Amazon, for the nine months ended in 2015, reported an 18.4% increase in North American sales from its nonproduct sales businesses, including advertising and cobranded credit card revenue. For the e-commerce giant, it was an increase to $579 million from $489 million.
"This is getting bigger," said Jared Belsky, president of 360i. "Amazon has the power to be an absolutely large competitor to Google in vertical search and retail search. Almost 40% of retail searches start at Amazon, not Google."
For Target, the digital ad business is more than a growing, alternative stream of revenue. It's also a means to a sale. "We think there is tremendous opportunity to bring together Target and our vendor partners to deliver engaging content, which is why we built Target Guest Axis," said Kristi Argyilan, senior VP-marketing at Target overseeing media and measurement. Target Guest Axis is the company's private exchange, which sells ad inventory to targeted audiences on and off its site based largely on its first-party data. "This will ultimately help us deliver a more relevant experience to our guests, as well as understand how our media actions are influencing guests from the first time they see an ad all the way through to purchase," Ms. Argyilan said.
Hasbro's advertising with e-commerce operators makes up less than 20% of its ad focus in the U.S., but its share of Hasbro's total media mix has risen by double digits in the past year, according to Ms. McCormick.
The growth is being fueled by the improving data that some retailers are now making available to advertisers. "There's data that these partners can provide that other media networks cannot," Ms. McCormick said. "It's insight into the purchase path and consideration, down to return on ad spend. It's not a traditional media model on impressions or performance. They're talking about how this will drive sales."
E-tailer search data is also available to advertisers. When an adult searches for toys with a filter of 5-to-7-year-olds, Hasbro now has data and technology to instantly serve an ad to that adult for an appropriate toy, such as FurReal Friends StarLily My Magical Unicorn.

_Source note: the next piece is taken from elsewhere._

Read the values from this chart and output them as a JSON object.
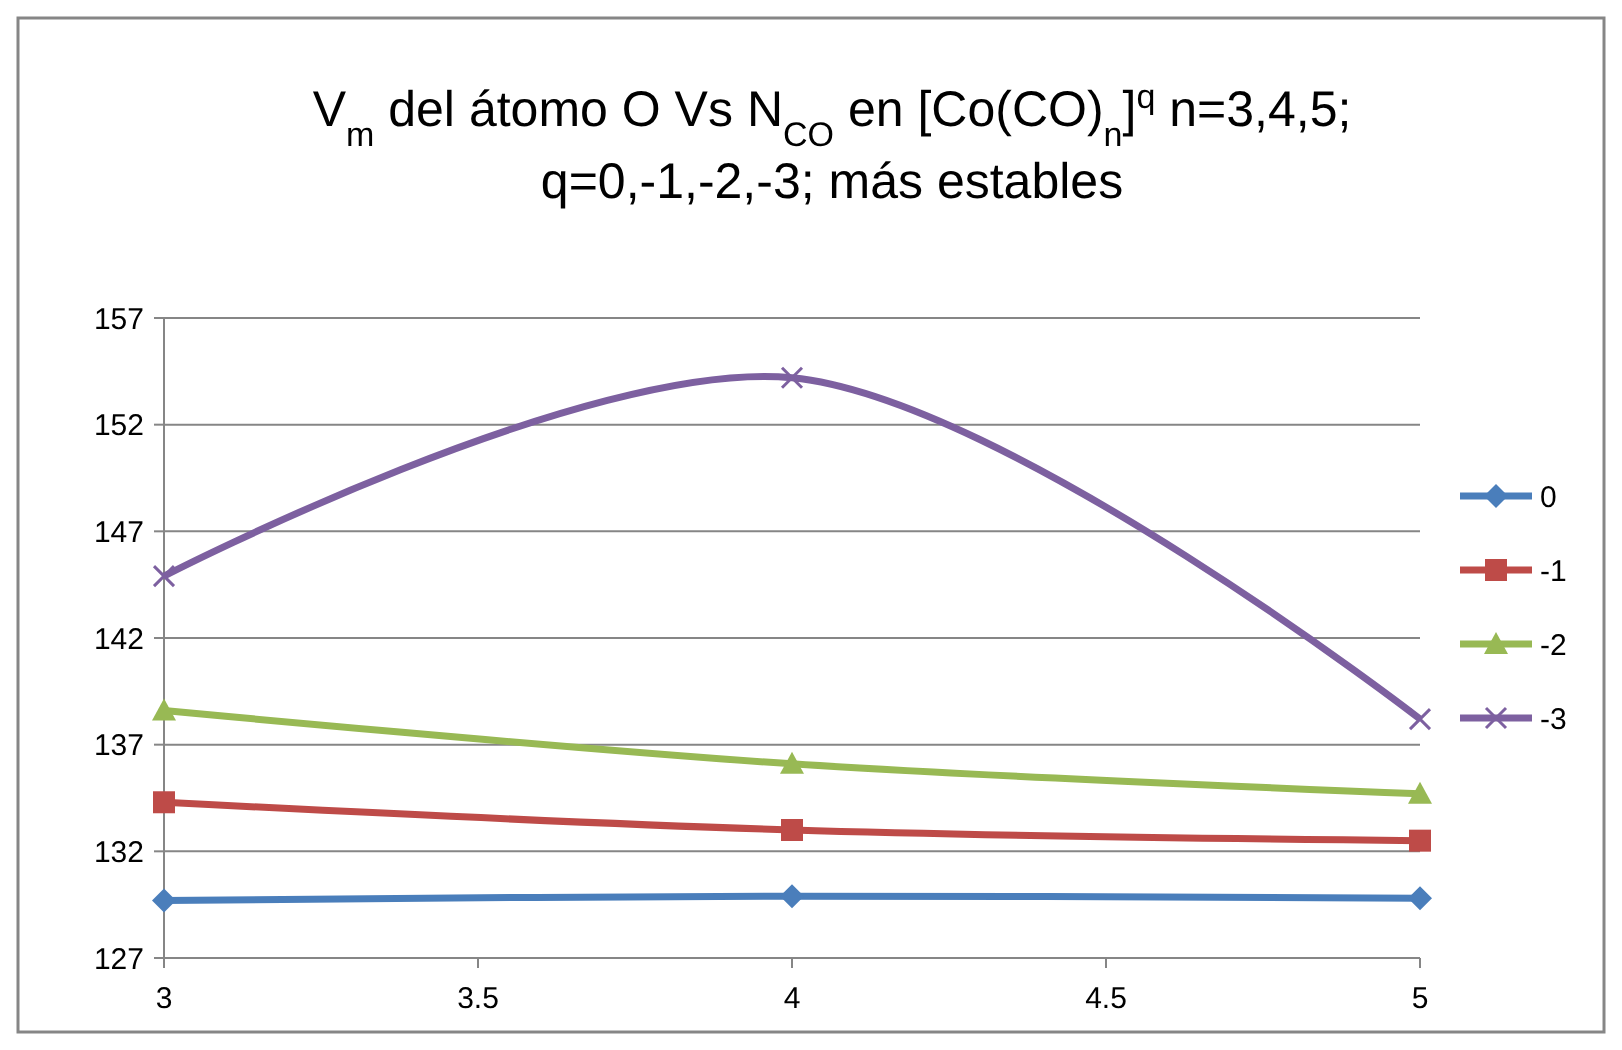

Although ads tied to the sale of specific products are probably coming out of sales team budgets rather than corporate marketing budgets, Mr. Goldberg said he's starting to see more marketing dollars spent on display ads on large e-commerce sites like Walmart.com. In the past, when large retailers sold ad space to its product manufacturers, it was categorized as co-op marketing. "If you wanted to play ball with Home Depot or Walmart, you had to pony up a few dollars of co-op marketing. In the old days, it was print ads and circulars," an industry expert said.
A few years ago, that business shifted to display ads on e-commerce sites, which is more targeted. Now retailer ad revenue is accelerating on "thoughtful one-to-one delivery of ads to consumers," 360i's Mr. Belsky said.
Rakuten's Mr. Pourjahan said his ad sales team once typically sold "broad ad programs." Now, he said, his team has seen "more response on the programmatic side over the last year."
Supporting that programmatic ad business for retailers like Rakuten is the growing presence of third-party firms that aggregate media impressions from multiple e-commerce websites, meaning the ad may show up on multiple e-commerce sites.
Rakuten works closely with HookLogic for access to a broad range of manufacturer vendor dollars. For HookLogic, the trends add up to around $100 million in billings for its three-year-old retail business, as well as growing spending from brands, said Jonathan Opdyke, CEO and co-founder.
"It's taken retailers a while to get to the point where they look at platform as more than point of sale," Mr. Opdyke added. Now, "it's a significant revenue stream."